Mürid Talebe. Eskiden, bie şeyhin, tasavvuf âliminin, talebesi olup, dinini ve tasavvufi hakikatları öğrenen kimse.
Mürşid Doğru yolu bulmuş, başkalarına da gösteren, irşâd eden yüksek âlim.
Müsned Senendi, Peygamberimizin (Sallallâhü aleyhi ve sellem) eshâbına kadar dayandırılan hadis-i şerif ve sünnetler.
Müsta'mel Kullanılmış, eski.
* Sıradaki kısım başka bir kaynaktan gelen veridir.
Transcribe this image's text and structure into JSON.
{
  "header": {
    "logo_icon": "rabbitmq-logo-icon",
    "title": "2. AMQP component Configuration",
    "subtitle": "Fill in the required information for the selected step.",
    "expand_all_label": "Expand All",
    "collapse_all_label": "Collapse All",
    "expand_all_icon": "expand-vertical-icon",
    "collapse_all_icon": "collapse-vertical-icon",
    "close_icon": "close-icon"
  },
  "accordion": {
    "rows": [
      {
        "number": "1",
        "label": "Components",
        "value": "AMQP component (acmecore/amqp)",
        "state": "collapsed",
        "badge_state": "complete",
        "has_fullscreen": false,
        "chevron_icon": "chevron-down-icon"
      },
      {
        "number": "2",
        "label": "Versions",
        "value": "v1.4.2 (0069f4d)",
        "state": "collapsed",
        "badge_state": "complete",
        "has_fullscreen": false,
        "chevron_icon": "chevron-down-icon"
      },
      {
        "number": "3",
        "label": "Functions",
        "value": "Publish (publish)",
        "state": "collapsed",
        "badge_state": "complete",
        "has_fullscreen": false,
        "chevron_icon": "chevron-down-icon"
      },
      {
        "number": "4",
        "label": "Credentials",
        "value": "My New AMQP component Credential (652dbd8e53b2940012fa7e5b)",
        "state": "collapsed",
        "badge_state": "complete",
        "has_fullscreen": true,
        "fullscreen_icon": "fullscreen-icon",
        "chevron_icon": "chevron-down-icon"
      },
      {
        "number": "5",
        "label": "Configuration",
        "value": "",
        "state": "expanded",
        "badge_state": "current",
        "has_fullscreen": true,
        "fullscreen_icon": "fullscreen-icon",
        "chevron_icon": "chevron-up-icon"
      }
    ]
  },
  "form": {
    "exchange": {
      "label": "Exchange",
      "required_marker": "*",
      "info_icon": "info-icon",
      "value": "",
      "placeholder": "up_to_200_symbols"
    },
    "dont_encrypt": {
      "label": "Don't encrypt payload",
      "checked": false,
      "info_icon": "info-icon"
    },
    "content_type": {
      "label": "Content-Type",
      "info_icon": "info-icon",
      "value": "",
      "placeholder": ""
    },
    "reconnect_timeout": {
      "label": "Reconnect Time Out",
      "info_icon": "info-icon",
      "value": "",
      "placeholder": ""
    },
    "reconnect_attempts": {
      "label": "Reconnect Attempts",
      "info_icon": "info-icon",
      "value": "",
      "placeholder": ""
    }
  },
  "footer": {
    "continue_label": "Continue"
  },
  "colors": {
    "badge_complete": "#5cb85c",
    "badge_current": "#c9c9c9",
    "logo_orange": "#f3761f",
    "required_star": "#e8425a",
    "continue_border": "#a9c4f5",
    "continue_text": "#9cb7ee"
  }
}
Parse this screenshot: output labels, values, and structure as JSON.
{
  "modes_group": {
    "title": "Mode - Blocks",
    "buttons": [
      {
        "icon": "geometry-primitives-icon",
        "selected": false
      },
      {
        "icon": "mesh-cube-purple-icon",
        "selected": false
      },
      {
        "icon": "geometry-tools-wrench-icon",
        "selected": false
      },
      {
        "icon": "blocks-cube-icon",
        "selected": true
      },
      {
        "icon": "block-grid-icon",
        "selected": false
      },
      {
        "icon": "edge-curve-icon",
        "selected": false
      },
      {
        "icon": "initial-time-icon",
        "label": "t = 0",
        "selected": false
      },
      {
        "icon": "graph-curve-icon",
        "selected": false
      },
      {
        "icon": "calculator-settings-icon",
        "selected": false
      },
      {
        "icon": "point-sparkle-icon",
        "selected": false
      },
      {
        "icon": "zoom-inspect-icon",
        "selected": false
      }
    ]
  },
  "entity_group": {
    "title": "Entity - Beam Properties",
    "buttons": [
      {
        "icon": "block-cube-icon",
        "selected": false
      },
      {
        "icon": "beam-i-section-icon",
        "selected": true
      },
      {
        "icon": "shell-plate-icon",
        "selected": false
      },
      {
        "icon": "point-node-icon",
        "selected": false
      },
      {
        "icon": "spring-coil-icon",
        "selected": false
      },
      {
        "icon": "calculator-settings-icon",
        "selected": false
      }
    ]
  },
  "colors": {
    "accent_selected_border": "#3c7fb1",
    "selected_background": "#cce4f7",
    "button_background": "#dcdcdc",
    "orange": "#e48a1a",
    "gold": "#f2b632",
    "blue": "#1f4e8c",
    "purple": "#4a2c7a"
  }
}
Yeni olmayan.
Müstear Geçici olarak kullanılmak üzere alınmış. Kendi malı olmıyan, iğreti takma.
müstecâb Kabûl cevâbını alan. İsteğine uyulan, isteği kabûl edilen.
Müstehab Yapılması sevâb olup, yapılmassa günah olmayan şeyler.
Müt'a nikâhı Bir kadını geçici bir süre için nikâh etmek. Dinimiz bu nikâhı yasak etmiştir.Eshâb-ı kirâm düşmanları bu nikâhı yapmaktadırlar.
Mütâlaa Bir işi iyice etraflıca düşünme.
Müteallim İlim öğrenen, okuyan, ders alan.
Mütebahhir İlim ve üstünlükte deryâ gibi geniş ve derin olan, ilmin derinliklerine varan.
Müteveccih Yüz tutan, bir yere doğru gitmeğe karar veren, yola çıkan.
Mütevekkil Tevekkül sâhibi.
Mütevelli Bir vakfın yönetimi kendisine verilmiş olan. Tasarrufu vakıflarca izne bağlı kimse.
Müttefakun aleyh Bir mesêle üzerinde İslâm âlimlerinin söz birliği. İcmâ.